異世界支配のスキルテイカー ~ ゼロから始める奴隷ハーレム ~
シルフィア・ルーゲンベルク
「こちらが最後の商品になります」
シルフィア・ルーゲンベルク
種族:ヒューマ
職業:奴隷
固有能力:なし
悠斗は思う。
入札価格70万リアと聞いたときは少し驚いたが、これほどの美貌を持った少女であれば、むしろ安いくらいなのではないだろうか。
歳の頃は悠斗とそう変わらない16歳くらいだろう。
金髪のストレートヘアーは、日本人なら誰もが一度は憧れるような欧州貴族のような雰囲気を醸し出している。
着ている服が他の奴隷のものよりも目に見えて質が高いのは、商品としての彼女の価値を底上げるするためだろう。
そして何より目を惹いたのは、今にも零れ落ちそうなサイズの彼女の胸である。
スピカの胸も決して小さいという訳ではないのだが、両者を比べるとエベレストと高尾山くらいには明確な差があった。
けれども、何故だろう。
彼女の表情からは人間らしい何かがスッポリと落ちてしまったかのようであり――。
人形のように無感情であった。
「こちらのシルフィアはかつて王家に仕えていた高名な騎士の家系で生まれ育っておりまして、幼少期よりその教育を受けてきました。故に剣の腕には覚えがあるものと存じます。
そして何より彼女の希少性を高めているのはこの美貌です。私はかれこれ20年は奴隷商人という職業を営んでおりますが、これほどの美貌を持った女性を奴隷として扱うのは初めての経験になります」
「……!?」
ジルの言葉を聞いた悠斗はハタと気付く。
(王家に仕えていた騎士だと……!? もしかしたら彼女なら元の世界に戻る方法について何か知っているのではないか?)
以前にスピカに話を聞いたところ。
元の世界に戻る方法を知る人間がいるとすれば……それは王族とのコネクションを所持する人間しかいないだろうとの話であった。
現状。
QRをコツコツと貯めていくしか方法がなかった元の世界に戻る手がかりを入手するための道のりが、グッと近づいたような気がした
「ところで彼女はどうして奴隷に?」
「はい。彼女は半年ほど前、我々ロードランドに戦争で破れ、属国となったルーメルという小国の生まれなのでございます。
ルーメルの人間は敗戦後、その大半が殺されるか奴隷として売られることになったのですが、彼女は運良く逃げ延びて、山奥に身を潜めていたのです。そこで我が国の兵士に捕えられて、奴隷として売られることになったという経緯になります」
「なるほど。それは彼女にとっては気の毒なことだな。しかし、彼女が70万リアというのは少々安いのではないか?」
「とんでもございません! いくら美しくても性奴隷としての価値が大半を占める商品に50万リアを超える値段が付くことは滅多にございませんよ。
それに彼女はその……性格にも多少の難がありまして。これまで沢山のお客様に失礼を働き、なかなか買い手を見つけられずにいたのです」
「……なるほど。だから彼女は『感情を表に出すこと』を隷属契約によって禁止されているのか」
悠斗の察しの良さを受けてジルは驚きで目を見開く。
「はい。ユウト様の御察しの通りで御座います。シルフィアには他の奴隷に与えている命令とは別に、喋ること。感情を表情に出すこと。

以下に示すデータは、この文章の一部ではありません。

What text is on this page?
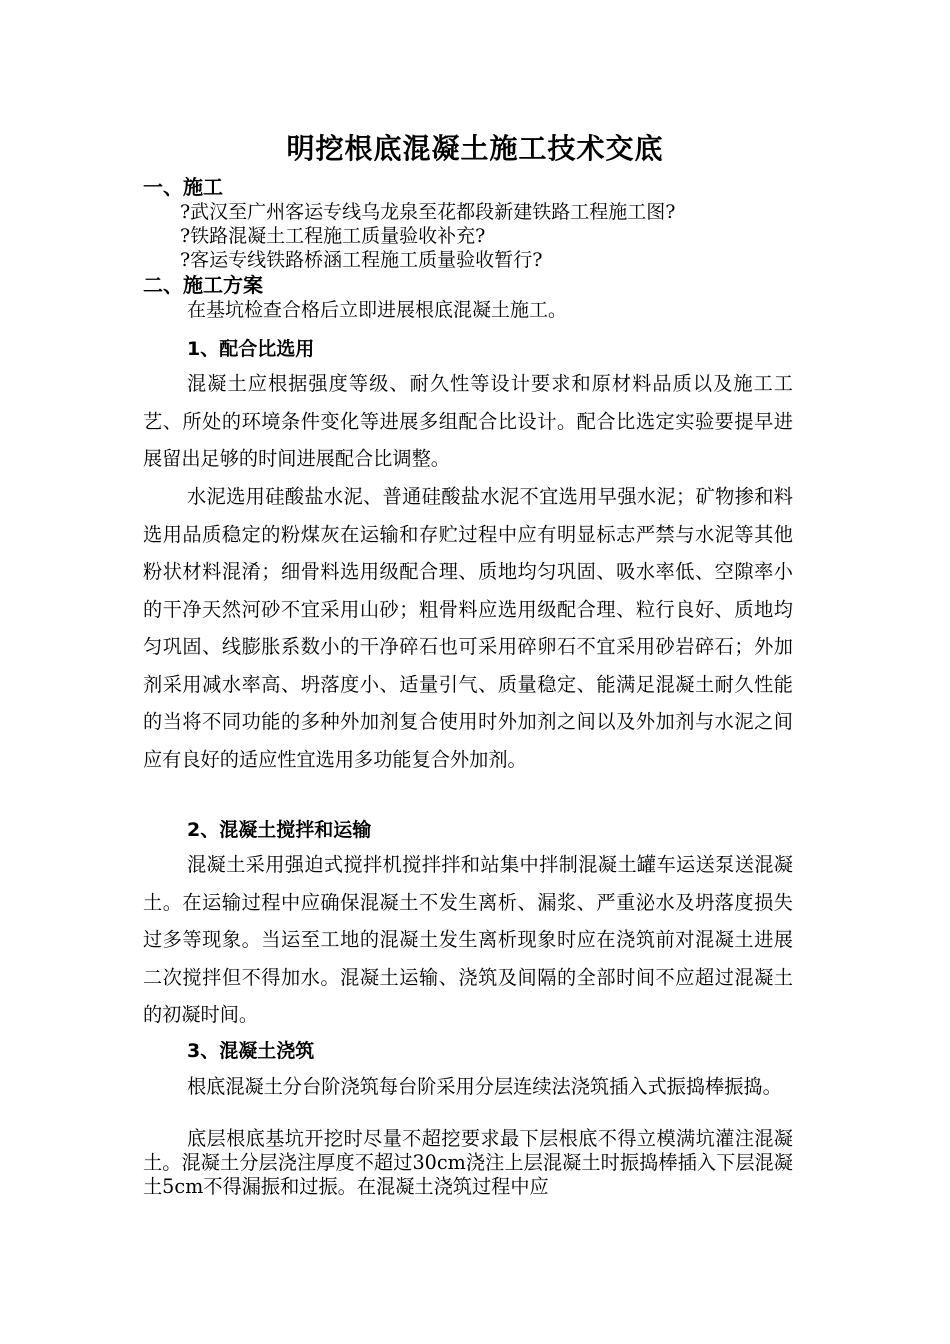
明挖根底混凝土施工技术交底
一、施工
?武汉至广州客运专线乌龙泉至花都段新建铁路工程施工图?
?铁路混凝土工程施工质量验收补充?
?客运专线铁路桥涵工程施工质量验收暂行?
二、施工方案
在基坑检查合格后立即进展根底混凝土施工。
1、配合比选用

混凝土应根据强度等级、耐久性等设计要求和原材料品质以及施工工艺、所处的环境条件变化等进展多组配合比设计。配合比选定实验要提早进展留出足够的时间进展配合比调整。

水泥选用硅酸盐水泥、普通硅酸盐水泥不宜选用早强水泥；矿物掺和料选用品质稳定的粉煤灰在运输和存贮过程中应有明显标志严禁与水泥等其他粉状材料混淆；细骨料选用级配合理、质地均匀巩固、吸水率低、空隙率小的干净天然河砂不宜采用山砂；粗骨料应选用级配合理、粒行良好、质地均匀巩固、线膨胀系数小的干净碎石也可采用碎卵石不宜采用砂岩碎石；外加剂采用减水率高、坍落度小、适量引气、质量稳定、能满足混凝土耐久性能的当将不同功能的多种外加剂复合使用时外加剂之间以及外加剂与水泥之间应有良好的适应性宜选用多功能复合外加剂。

2、混凝土搅拌和运输

混凝土采用强迫式搅拌机搅拌拌和站集中拌制混凝土罐车运送泵送混凝土。在运输过程中应确保混凝土不发生离析、漏浆、严重泌水及坍落度损失过多等现象。当运至工地的混凝土发生离析现象时应在浇筑前对混凝土进展二次搅拌但不得加水。混凝土运输、浇筑及间隔的全部时间不应超过混凝土的初凝时间。

3、混凝土浇筑

根底混凝土分台阶浇筑每台阶采用分层连续法浇筑插入式振捣棒振捣。

底层根底基坑开挖时尽量不超挖要求最下层根底不得立模满坑灌注混凝土。混凝土分层浇注厚度不超过30cm浇注上层混凝土时振捣棒插入下层混凝土5cm不得漏振和过振。在混凝土浇筑过程中应
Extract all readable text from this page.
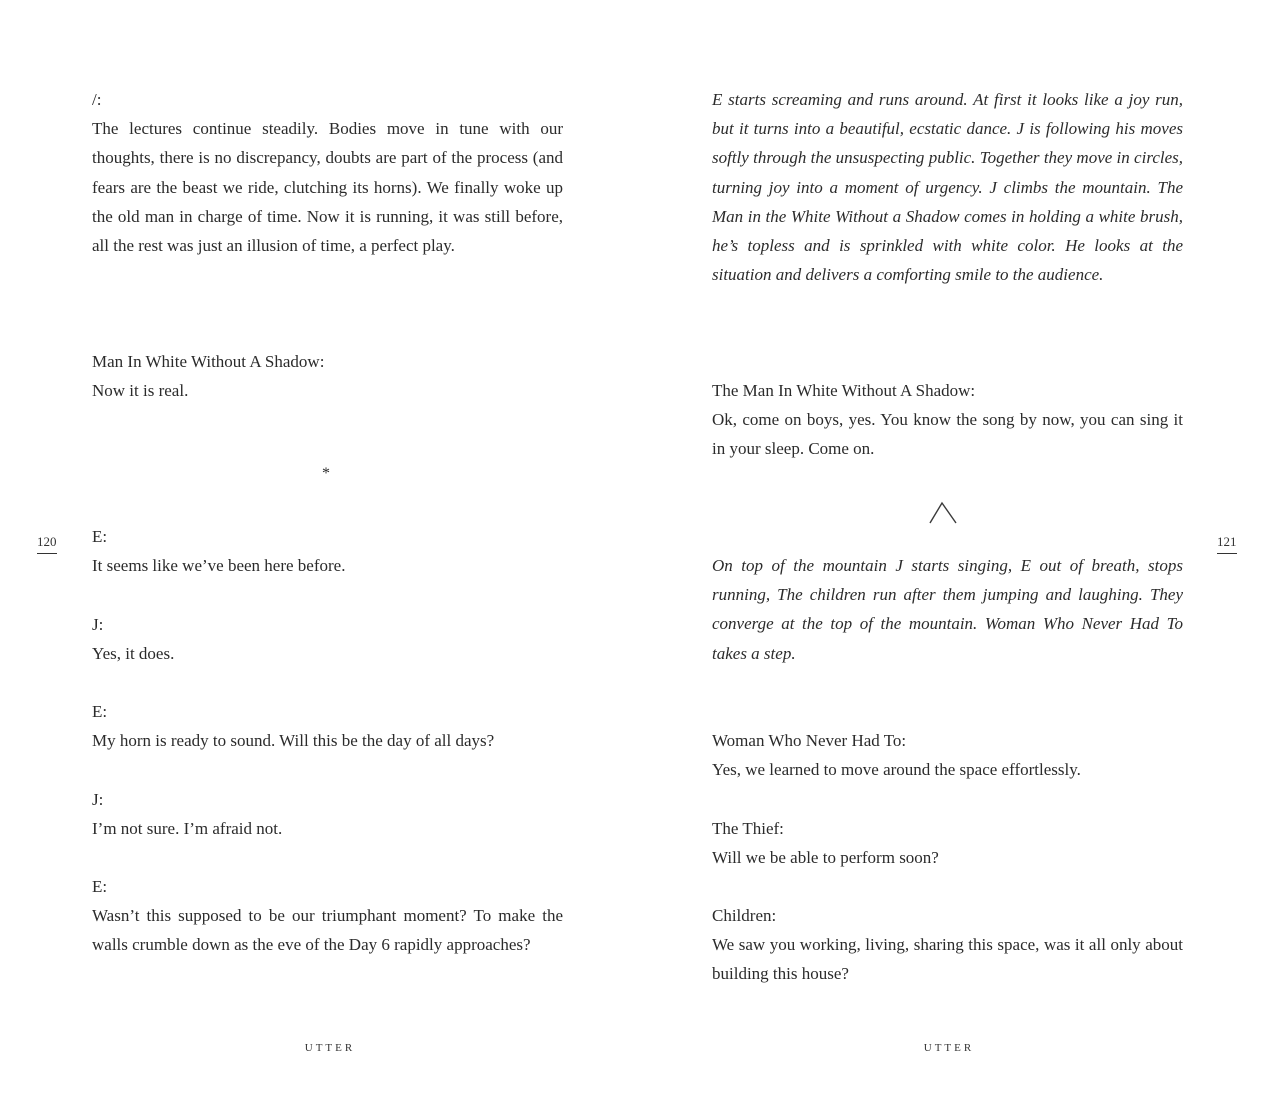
/:
The lectures continue steadily. Bodies move in tune with our thoughts, there is no discrepancy, doubts are part of the process (and fears are the beast we ride, clutching its horns). We finally woke up the old man in charge of time. Now it is running, it was still before, all the rest was just an illusion of time, a perfect play.
Man In White Without A Shadow:
Now it is real.
*
120 E:
It seems like we’ve been here before.
J:
Yes, it does.
E:
My horn is ready to sound. Will this be the day of all days?
J:
I’m not sure. I’m afraid not.
E:
Wasn’t this supposed to be our triumphant moment? To make the walls crumble down as the eve of the Day 6 rapidly approaches?
UTTER
E starts screaming and runs around. At first it looks like a joy run, but it turns into a beautiful, ecstatic dance. J is following his moves softly through the unsuspecting public. Together they move in circles, turning joy into a moment of urgency. J climbs the mountain. The Man in the White Without a Shadow comes in holding a white brush, he’s topless and is sprinkled with white color. He looks at the situation and delivers a comforting smile to the audience.
The Man In White Without A Shadow:
Ok, come on boys, yes. You know the song by now, you can sing it in your sleep. Come on.
121
On top of the mountain J starts singing, E out of breath, stops running, The children run after them jumping and laughing. They converge at the top of the mountain. Woman Who Never Had To takes a step.
Woman Who Never Had To:
Yes, we learned to move around the space effortlessly.
The Thief:
Will we be able to perform soon?
Children:
We saw you working, living, sharing this space, was it all only about building this house?
UTTER
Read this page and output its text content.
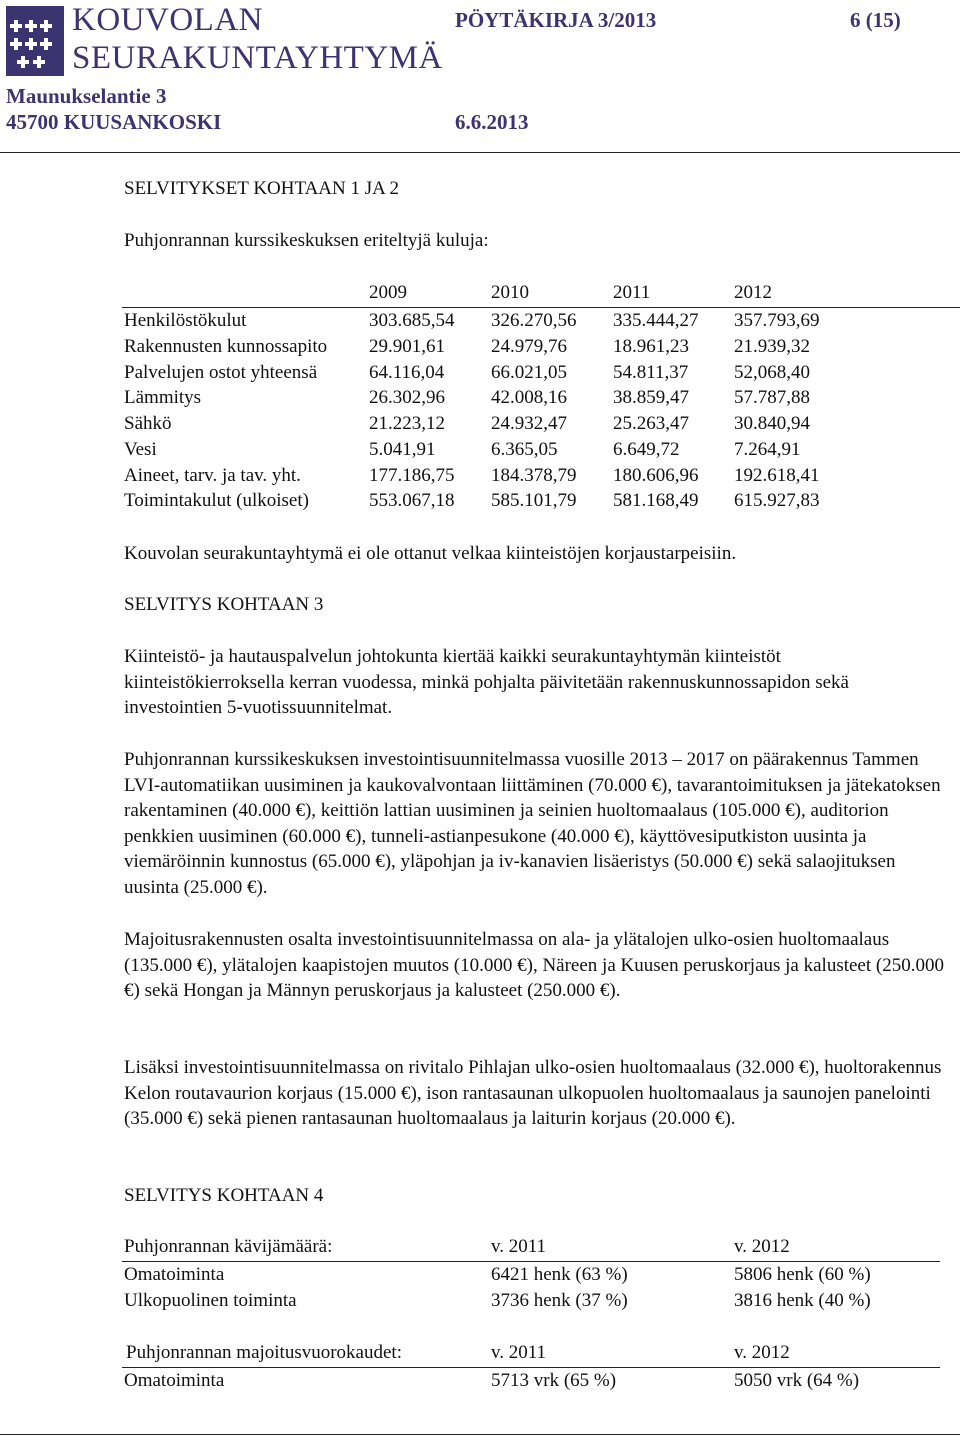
KOUVOLAN
SEURAKUNTAYHTYMÄ
PÖYTÄKIRJA 3/2013	6 (15)
Maunukselantie 3
45700 KUUSANKOSKI	6.6.2013
SELVITYKSET KOHTAAN 1 JA 2
Puhjonrannan kurssikeskuksen eriteltyjä kuluja:
2009	2010	2011	2012
Henkilöstökulut	303.685,54 326.270,56 335.444,27 357.793,69
Rakennusten kunnossapito 29.901,61 24.979,76 18.961,23 21.939,32
Palvelujen ostot yhteensä	64.116,04 66.021,05 54.811,37 52,068,40
Lämmitys	26.302,96 42.008,16 38.859,47 57.787,88
Sähkö	21.223,12 24.932,47 25.263,47 30.840,94
Vesi	5.041,91	6.365,05	6.649,72	7.264,91
Aineet, tarv. ja tav. yht.	177.186,75 184.378,79 180.606,96 192.618,41
Toimintakulut (ulkoiset)	553.067,18 585.101,79 581.168,49 615.927,83
Kouvolan seurakuntayhtymä ei ole ottanut velkaa kiinteistöjen korjaustarpeisiin.
SELVITYS KOHTAAN 3
Kiinteistö- ja hautauspalvelun johtokunta kiertää kaikki seurakuntayhtymän kiinteistöt kiinteistökierroksella kerran vuodessa, minkä pohjalta päivitetään rakennuskunnossapidon sekä investointien 5-vuotissuunnitelmat.
Puhjonrannan kurssikeskuksen investointisuunnitelmassa vuosille 2013 – 2017 on päärakennus Tammen LVI-automatiikan uusiminen ja kaukovalvontaan liittäminen (70.000 €), tavarantoimituksen ja jätekatoksen rakentaminen (40.000 €), keittiön lattian uusiminen ja seinien huoltomaalaus (105.000 €), auditorion penkkien uusiminen (60.000 €), tunneli-astianpesukone (40.000 €), käyttövesiputkiston uusinta ja viemäröinnin kunnostus (65.000 €), yläpohjan ja iv-kanavien lisäeristys (50.000 €) sekä salaojituksen uusinta (25.000 €).
Majoitusrakennusten osalta investointisuunnitelmassa on ala- ja ylätalojen ulko-osien huoltomaalaus (135.000 €), ylätalojen kaapistojen muutos (10.000 €), Näreen ja Kuusen peruskorjaus ja kalusteet (250.000 €) sekä Hongan ja Männyn peruskorjaus ja kalusteet (250.000 €).
Lisäksi investointisuunnitelmassa on rivitalo Pihlajan ulko-osien huoltomaalaus (32.000 €), huoltorakennus Kelon routavaurion korjaus (15.000 €), ison rantasaunan ulkopuolen huoltomaalaus ja saunojen panelointi (35.000 €) sekä pienen rantasaunan huoltomaalaus ja laiturin korjaus (20.000 €).
SELVITYS KOHTAAN 4
Puhjonrannan kävijämäärä:	v. 2011	v. 2012
Omatoiminta	6421 henk (63 %)	5806 henk (60 %)
Ulkopuolinen toiminta	3736 henk (37 %)	3816 henk (40 %)
Puhjonrannan majoitusvuorokaudet:	v. 2011	v. 2012
Omatoiminta	5713 vrk (65 %)	5050 vrk (64 %)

この2点を現在、禁じております。さもなければ彼女は酷い暴れ方をしてしまうので」
「そうだったのか」
感情を表に出すことですら禁止に出来ることを聞き、悠斗は隷属契約の能力の恐ろしさを思い知る。
「彼女と二人きりで話をしてみたい。暫くの間、彼女を自由にしてやってくれないか?」
「……いえ。しかし」
「おいおい。まさかこの店では彼女がどんな人格の持ち主なのかを隠したまま客から金を取ろうと考えていた訳ではないだろうな?」
悠斗の追及を受けてジルは一瞬、言葉に詰まる。
「……分かりました。しかし、1つだけ忠告させて下さい。彼女がお客様にどのような無礼を働いたとしても私共は一切の責任を負いかねます故にご了承下さい」
「元よりそれは了承の上だ」
「……10分ほど席を外します。ユウト様は心置きなく彼女との対談に臨んでください」
隷属契約による命令内容の上書きを行うためだろう。
ジルはシルフィアの耳元で何か言葉を耳打ちすると、足早に悠斗の元から立ち去った。
(……さて。ここからが正念場だな)
果たしてシルフィアは元の世界に戻る手掛かりを知っているのだろうか?
知っているとした場合。
どうすればその情報を引き出すことが出来るのだろうか?
ジルが部屋から出るまでの一瞬の間に――。
悠斗は頭の中で様々な策略を巡らせるのであった。